Polcamitraï grogna :
— Les femmes sont des créatures sournoises, des vipères agressives. Elles répandent le poison par leurs calomnies, font et défont les réputations...
— Ça va, j'ai compris, Loumi avait lancé une cabale sur ton dos, vous ne vous supportiez pas, tous les deux. Mais pourquoi ne pas lever l'interdit ? J'épouse la Reine Vierge, elle au moins n'a pas éradiqué son roi.
— La reine Luinil est comme Wendu. Elle préfère gouverner seule. Ne traitez pas avec elle.
Nilcalar haussa les épaules ; s'il s'alliait à Arminassë, il pourrait prendre Lombal en tenaille et écraser Wendu. La Reine Vierge n'était pas moins le monarque le plus puissant de la dimension. Le roi Elaglar Fëalocen la concurrençait de près mais sans descendance, il ne pouvait assurer sa position. Une bonne chose que la reine sylvestre Hirilnim ait claqué la porte.
— Au fait, j'ai acheté un nouveau Caprice, Ninkë me déteste.
Le Grand-Prêtre s'emporta dans un rire tonitruant :
— J'ai entendu que ton elfe lui avait vomi dessus ! J'ai hâte de le rencontrer.
Le roi plissa les yeux ; il n'appréciait pas que l'on convoite sa propriété sans son autorisation.
— Il est encore trop sauvage pour être présenté à la cour. Il a beau être jeune, il ne sera pas facile à dresser.
— Ça valait bien la peine de se débarrasser des femmes ! Les elfes sont encore plus retors et manipulateurs qu'elles, quel que soit le sexe.
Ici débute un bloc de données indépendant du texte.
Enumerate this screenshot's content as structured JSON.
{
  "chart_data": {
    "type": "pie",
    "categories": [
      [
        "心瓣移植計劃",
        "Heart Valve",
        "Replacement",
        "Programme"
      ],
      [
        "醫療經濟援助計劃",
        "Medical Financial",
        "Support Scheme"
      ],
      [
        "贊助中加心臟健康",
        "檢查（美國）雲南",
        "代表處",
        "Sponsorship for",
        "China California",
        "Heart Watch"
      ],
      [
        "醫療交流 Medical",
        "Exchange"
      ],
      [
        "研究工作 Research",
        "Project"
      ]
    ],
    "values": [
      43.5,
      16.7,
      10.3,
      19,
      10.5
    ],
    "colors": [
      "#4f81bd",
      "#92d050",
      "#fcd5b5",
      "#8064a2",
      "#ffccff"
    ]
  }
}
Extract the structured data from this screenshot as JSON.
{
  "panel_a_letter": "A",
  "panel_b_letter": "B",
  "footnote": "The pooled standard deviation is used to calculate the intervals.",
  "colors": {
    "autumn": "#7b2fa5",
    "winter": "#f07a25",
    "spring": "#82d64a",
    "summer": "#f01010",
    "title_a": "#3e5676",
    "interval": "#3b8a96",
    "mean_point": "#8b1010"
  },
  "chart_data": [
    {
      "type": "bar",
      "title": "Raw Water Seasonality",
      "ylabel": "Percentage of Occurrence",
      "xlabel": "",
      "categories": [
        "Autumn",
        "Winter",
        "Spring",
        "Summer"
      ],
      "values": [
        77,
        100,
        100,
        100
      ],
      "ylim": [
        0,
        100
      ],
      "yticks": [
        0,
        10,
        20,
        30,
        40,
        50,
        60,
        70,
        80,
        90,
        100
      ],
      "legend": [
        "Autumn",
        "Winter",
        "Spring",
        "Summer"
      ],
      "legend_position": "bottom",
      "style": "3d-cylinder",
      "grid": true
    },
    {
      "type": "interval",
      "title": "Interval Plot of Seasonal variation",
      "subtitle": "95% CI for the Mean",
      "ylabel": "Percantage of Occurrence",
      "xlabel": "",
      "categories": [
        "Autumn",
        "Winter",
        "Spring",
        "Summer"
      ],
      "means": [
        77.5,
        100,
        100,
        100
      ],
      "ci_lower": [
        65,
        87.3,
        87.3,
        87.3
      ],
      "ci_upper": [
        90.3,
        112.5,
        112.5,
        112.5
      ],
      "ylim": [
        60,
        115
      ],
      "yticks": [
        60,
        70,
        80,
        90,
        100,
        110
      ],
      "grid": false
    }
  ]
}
Mieux vaut les enchaîner et ne jamais les sortir du sérail.
— Tu es bien content d'en profiter pendant les orgies.
Ce constat arracha un soufflement pénible au Grand-Prêtre. La fête de Démonia l'avait suffisamment épuisé ; ses lourds vêtements liturgiques et sa tiare de pierres précieuses s'étaient ligués avec la chaleur étouffante de la saison pour l'abattre.
En parfait contraste, le chambellan pénétra dans le bureau. De petite taille, il jouissait de traits gracieux sous ses belles mèches noires, coupées court par derrière pour balayer son front sur le devant.
Il était si mince qu'il aurait pu se glisser dans une seule jambe du pantalon de Polcamitraï. Ce dernier exécrait Talvy car le trouvait trop androgyne. Il lui rappelait l'ombre inquiétante des femmes.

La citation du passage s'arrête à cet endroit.